Socrates was also a great stalker. He kept involving unsuspecting
scientists and other honourees by asking them: Are you sure you know what
you are talking about? Can you say that what you said just now in a fashion
that is clear? Don’t you think that your inability to solve your questions
is caused by you not focusing on what you try to say? Can it be that you
are too much one-dimensional? Would it help if you had an alternate
description to that what you describe? Do you think there would be some
discongruence between how you describe what you see relative to that how
someone different describes the same state of the world? Would it not be
helpful to investigate the difference between your description and the
description of the other person? Do you think there would be some
systematic patterns to the deviations between two descriptions, if one
description would be reflecting on {similarities, the employers view, the
oppressed opinion, etc.} as contrasted to reflected on {diversities, the
employees view, the oppressors’ opinion, etc.}? After a while, Socrates has
managed to irritate enough of the polis, so he was politely invited to
commit suicide.
*Yes,* humour is a rather potent tool to decrease tensions.

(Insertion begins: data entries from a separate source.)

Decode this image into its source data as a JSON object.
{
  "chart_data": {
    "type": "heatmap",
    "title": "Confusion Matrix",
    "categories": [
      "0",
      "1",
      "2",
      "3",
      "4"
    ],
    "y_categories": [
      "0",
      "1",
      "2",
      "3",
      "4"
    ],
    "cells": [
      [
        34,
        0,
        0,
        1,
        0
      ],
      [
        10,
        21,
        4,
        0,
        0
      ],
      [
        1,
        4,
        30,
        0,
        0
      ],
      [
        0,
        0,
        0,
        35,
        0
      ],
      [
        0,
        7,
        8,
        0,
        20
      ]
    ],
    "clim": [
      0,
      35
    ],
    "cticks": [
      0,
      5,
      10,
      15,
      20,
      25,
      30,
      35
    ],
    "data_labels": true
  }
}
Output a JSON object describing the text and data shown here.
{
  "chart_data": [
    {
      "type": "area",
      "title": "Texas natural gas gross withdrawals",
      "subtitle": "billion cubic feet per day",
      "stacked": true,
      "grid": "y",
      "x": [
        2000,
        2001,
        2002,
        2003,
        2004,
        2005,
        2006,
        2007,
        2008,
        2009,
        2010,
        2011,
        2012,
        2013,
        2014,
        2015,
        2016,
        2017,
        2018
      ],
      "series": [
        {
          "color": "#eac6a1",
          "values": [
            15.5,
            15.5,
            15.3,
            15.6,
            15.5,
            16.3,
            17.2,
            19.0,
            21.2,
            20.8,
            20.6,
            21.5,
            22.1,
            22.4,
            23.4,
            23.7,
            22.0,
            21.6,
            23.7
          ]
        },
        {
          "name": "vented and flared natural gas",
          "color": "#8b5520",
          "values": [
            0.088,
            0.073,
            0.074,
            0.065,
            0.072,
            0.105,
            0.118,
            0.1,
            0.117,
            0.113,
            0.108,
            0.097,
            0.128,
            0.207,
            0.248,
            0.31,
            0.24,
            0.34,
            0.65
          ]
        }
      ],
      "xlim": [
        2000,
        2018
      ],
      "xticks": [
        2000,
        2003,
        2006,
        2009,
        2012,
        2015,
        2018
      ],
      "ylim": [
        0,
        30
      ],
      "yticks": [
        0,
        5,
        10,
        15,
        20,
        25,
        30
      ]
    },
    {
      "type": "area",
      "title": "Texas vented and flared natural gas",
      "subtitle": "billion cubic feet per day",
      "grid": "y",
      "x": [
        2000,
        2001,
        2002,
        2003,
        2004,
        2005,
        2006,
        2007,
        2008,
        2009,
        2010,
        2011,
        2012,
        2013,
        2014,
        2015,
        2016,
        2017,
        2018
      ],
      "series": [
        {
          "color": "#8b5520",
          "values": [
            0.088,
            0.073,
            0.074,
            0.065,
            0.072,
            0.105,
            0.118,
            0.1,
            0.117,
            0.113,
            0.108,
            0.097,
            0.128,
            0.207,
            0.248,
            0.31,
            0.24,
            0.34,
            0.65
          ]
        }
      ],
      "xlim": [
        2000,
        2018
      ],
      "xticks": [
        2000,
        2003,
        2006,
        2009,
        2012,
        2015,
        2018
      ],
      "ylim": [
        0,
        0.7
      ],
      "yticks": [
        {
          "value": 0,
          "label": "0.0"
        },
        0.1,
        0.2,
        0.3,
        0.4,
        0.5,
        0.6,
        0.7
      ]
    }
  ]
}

For a tension
to exist, there need to be two interacting systems, the elements of both of
which are interrelated among each other. The pattern of the relations on
the lower-lever system is reflected as a structure (grammar) in the
relations of the meta-level. If a relation is referred to by the
utilisation of a relation pattern among the members of the meta-level which
agrees to a relation pattern among the members of the primary level,
tension is reduced. If the relation referred to exists only on the factual
level but is not pictured on the meta-level, the resulting novelty
necessitates a rearrangement. The rearrangement can feed back into a
release of a physiological gratification, and this makes us happy.
There is truth in the saying that explaining humour is a rhetorical
kamikaze for the wiseass. I suffer this destiny heroically, because the
Learned Friends have many times also enhanced my day.